Friday, August 8, 2014

Girl Power: Five Questions for Watkins Glen

Watkins Glen. Jonathan Ferrey/NASCAR via Getty Images
It’s been a busy week in the world of NASCAR, and Skirts and Scuffs has been on its pulse since Monday morning. With my move to college coming up, staying on top of things has been easy with their helping hands.

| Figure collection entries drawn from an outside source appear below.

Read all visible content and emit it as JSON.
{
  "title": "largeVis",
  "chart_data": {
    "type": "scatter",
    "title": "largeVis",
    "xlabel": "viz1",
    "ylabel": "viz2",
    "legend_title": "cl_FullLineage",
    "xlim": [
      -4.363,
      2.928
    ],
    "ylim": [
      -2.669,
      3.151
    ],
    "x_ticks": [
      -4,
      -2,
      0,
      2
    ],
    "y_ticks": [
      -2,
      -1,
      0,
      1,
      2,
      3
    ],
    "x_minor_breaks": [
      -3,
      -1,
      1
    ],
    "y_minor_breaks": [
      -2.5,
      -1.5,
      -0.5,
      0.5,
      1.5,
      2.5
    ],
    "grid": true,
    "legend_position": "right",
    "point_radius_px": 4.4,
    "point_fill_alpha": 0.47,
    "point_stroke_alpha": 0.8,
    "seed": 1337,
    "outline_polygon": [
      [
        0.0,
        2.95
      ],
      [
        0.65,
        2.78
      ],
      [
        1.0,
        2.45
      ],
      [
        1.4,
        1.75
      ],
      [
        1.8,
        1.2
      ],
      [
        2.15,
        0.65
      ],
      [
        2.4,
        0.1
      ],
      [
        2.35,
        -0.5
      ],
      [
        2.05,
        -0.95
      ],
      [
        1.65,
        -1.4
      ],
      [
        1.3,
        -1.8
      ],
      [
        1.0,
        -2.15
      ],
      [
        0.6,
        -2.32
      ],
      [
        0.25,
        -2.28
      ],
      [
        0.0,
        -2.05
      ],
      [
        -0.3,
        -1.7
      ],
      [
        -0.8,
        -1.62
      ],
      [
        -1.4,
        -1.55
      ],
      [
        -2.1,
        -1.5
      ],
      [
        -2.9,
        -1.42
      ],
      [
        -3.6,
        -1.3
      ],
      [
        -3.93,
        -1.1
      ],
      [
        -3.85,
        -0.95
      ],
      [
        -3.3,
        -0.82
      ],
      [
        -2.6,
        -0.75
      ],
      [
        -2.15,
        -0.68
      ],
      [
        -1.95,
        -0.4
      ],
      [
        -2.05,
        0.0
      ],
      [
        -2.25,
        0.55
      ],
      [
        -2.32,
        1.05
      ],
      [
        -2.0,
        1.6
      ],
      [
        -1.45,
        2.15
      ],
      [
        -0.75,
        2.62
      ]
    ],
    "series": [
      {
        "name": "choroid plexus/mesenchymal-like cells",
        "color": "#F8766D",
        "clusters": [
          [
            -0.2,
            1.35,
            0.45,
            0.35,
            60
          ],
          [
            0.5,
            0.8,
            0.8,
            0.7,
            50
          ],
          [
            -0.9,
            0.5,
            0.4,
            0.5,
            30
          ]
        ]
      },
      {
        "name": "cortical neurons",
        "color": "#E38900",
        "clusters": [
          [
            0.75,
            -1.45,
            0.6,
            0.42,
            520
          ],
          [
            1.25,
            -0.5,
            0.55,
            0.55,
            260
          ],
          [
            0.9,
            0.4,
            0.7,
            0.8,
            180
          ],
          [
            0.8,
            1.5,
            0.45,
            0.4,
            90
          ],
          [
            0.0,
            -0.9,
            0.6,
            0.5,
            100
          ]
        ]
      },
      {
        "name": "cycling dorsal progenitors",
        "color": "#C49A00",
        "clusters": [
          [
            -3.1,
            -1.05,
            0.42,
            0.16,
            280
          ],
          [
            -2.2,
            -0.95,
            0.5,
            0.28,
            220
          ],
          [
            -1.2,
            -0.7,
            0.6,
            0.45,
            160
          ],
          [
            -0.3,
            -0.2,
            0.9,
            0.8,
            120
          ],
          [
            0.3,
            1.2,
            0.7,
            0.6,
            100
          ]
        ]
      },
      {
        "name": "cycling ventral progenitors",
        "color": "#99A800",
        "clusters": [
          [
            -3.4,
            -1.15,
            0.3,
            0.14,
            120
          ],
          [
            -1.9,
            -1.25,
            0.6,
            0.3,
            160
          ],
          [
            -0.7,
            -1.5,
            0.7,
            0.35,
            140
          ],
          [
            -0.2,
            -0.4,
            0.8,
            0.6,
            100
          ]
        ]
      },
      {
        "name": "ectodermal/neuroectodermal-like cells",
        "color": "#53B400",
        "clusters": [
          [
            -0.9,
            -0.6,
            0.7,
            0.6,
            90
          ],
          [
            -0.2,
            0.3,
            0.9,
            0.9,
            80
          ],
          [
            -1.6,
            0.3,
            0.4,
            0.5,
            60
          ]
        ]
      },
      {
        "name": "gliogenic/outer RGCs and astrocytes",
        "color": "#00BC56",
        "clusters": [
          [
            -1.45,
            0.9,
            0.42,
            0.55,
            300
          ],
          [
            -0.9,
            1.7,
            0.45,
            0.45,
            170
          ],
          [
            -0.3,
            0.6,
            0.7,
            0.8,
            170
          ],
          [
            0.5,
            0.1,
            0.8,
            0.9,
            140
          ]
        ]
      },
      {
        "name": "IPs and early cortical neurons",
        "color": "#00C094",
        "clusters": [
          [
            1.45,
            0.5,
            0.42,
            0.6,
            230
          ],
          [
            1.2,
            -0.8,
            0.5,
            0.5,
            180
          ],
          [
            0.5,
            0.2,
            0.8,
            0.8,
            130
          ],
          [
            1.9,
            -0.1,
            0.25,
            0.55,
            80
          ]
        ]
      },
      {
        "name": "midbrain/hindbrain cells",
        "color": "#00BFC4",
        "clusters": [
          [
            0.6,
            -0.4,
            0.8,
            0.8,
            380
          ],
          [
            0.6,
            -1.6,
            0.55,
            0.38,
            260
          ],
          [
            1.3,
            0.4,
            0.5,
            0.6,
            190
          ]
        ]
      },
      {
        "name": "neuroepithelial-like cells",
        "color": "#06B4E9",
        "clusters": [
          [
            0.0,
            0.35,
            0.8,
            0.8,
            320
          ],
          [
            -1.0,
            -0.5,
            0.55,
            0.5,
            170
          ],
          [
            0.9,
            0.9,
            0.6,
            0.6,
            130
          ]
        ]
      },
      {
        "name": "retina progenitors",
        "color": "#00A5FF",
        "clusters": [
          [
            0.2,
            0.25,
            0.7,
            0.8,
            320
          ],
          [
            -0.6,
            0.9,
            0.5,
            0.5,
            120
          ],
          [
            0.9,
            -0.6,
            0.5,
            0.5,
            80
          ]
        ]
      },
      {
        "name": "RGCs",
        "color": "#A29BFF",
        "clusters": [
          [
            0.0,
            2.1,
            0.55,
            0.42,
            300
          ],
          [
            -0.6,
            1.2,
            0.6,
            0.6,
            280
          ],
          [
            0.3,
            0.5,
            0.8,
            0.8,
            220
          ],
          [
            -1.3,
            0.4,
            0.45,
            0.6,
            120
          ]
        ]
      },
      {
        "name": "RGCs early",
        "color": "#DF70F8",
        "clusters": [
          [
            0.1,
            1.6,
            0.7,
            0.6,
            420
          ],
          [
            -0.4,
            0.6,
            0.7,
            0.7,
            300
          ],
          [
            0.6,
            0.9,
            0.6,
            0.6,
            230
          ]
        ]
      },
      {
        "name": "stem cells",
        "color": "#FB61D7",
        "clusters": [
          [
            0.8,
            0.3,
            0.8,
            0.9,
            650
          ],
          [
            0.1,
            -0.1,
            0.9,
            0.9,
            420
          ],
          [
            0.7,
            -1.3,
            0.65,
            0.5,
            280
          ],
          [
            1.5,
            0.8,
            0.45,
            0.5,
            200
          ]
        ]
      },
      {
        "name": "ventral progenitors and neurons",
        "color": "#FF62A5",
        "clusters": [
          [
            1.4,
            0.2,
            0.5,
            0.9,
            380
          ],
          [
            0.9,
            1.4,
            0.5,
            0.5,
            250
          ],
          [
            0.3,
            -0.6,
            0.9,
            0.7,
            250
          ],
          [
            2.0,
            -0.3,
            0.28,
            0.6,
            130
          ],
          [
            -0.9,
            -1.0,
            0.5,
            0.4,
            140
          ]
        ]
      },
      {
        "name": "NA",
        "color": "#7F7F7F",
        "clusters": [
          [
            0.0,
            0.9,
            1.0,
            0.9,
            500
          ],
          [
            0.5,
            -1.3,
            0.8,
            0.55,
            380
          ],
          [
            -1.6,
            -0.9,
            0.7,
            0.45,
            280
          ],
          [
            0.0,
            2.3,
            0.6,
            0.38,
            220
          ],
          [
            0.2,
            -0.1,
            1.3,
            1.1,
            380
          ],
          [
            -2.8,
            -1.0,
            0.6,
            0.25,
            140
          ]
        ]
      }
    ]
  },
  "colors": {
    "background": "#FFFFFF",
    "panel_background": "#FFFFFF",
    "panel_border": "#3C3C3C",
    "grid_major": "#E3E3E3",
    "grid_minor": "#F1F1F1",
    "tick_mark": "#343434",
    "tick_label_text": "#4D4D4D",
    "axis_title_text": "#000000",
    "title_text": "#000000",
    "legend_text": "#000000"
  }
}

In this week’s Five Questions, I’m discussing Dale Earnhardt Jr., Jimmie Johnson, RAB Racing and much more. Let’s get thoughts rolling prior to this weekend’s events at Watkins Glen International.
What does National Guard’s departure mean for Earnhardt Jr. and his team? Late Wednesday, a news story broke wide open: National Guard will be pulling out of its motorsports connections. That includes sponsorship for Dale Earnhardt Jr. and IndyCar driver Graham Rahal. Although Hendrick Motorsports has that name on the car until the end of 2015, it’s hard to say if that part will be fulfilled. The whole situation feels awkward; even with Earnhardt Jr.’s fantastic, championship-caliber season, they pull out? Whatever the reasons may be, it’s a huge blow to the motorsports world. How does the No. 88 team react? They’ll try even harder to get that championship; what better way of showing them what they’re losing than achieving the sport’s highest honor?
Johnson: Dead in the water, or just playing dumb? The past three weekends have been disastrous for the other half of the 48/88 shop. Reigning champ Jimmie Johnson has posted un-Johnson-like finishes, slowly backpedaling before the Chase begins. What does all of this mean? Absolutely nothing: the No. 48 team is just experimenting before the playoffs ramp up. They do this every year, and it’s nothing to worry about unless it spills over.
Does Elliott’s foray into Cup spell success? Still on the HMS Train, owner Rick Hendrick was on Sirius XM NASCAR Wednesday and was asked about young Chase Elliott’s progress. The response was that he could make a few NASCAR Sprint Cup Series starts next season. A four-car team can run a fifth car for a maximum of seven races, too. If this all comes to fruition, will Elliott light up the world like he did when he entered the NASCAR Nationwide Series? He will eventually, but it will take time. LOTS of time. Now, he could pull a Kyle Larson and impress all the doubters, but it seems unlikely that a 19-year-old could make limited Cup starts and be successful. It would take a bit for his talent to come up to par.
Is Duno dunzo before NNS venture even begins? What a busy news week! Earlier in the week, RAB Racing announced they will start Milka Duno on a limited NNS schedule, which is to be determined. Duno’s racing background is vast yet includes little success. She currently runs for Venturini Motorsports in ARCA with few lead lap finishes. With many young prospects out there, it’s hard to understand why they chose her. However, it will become obvious that the decision wasn’t a smart one, and RAB Racing will have to find a new driver.
Can the future of women in racing be salvaged? This talk about Duno puts the future of female racers into question. Will the long line of money-fueled, aesthetics-based opportunities ever end? Many people are wondering the same thing, and I’m here to provide an answer. Thinking from the perspective of aspiring racers, it never gets better. Why? Because there isn’t a good role model, even with Danica Patrick around; she did make it to the NASCAR Sprint Cup Series, but it was by way of racy Go Daddy ads. It’s also notable that she fails to run competitively. However, she has since given up the questionable advertisements and focused on her racing career, which shows much ambition. That’s the key word: ambition. To make it in this male-dominated sport does take a lot of personal drive, and it’s easy to cave under the pressure like dozens have before. Johanna Long and Kenzie Ruston are two bright talents whose chances of making it are heightened. The two were raised in a stock car state of mind. They grab onto these cars easier. Long’s fate has been sidelined due to money problems yet lies on the tip of fans’ (and team owners’) tongues. Ruston’s burning up the K&N East Pro Series, recently posting the highest finish by a female on that level (second) at Iowa Speedway. Because she runs more often and keeps posting top-five finishes, she’s the one to watch, the role model. Her presence counteracts the stereotype of female racers. Not only are women behind the wheel, but they’re also in the garage and on TV. The controversy of women being in NASCAR will always be around, no matter how unethical and mind-boggling it may be. Meanwhile, a future is being built right before our eyes, and that’s impressive.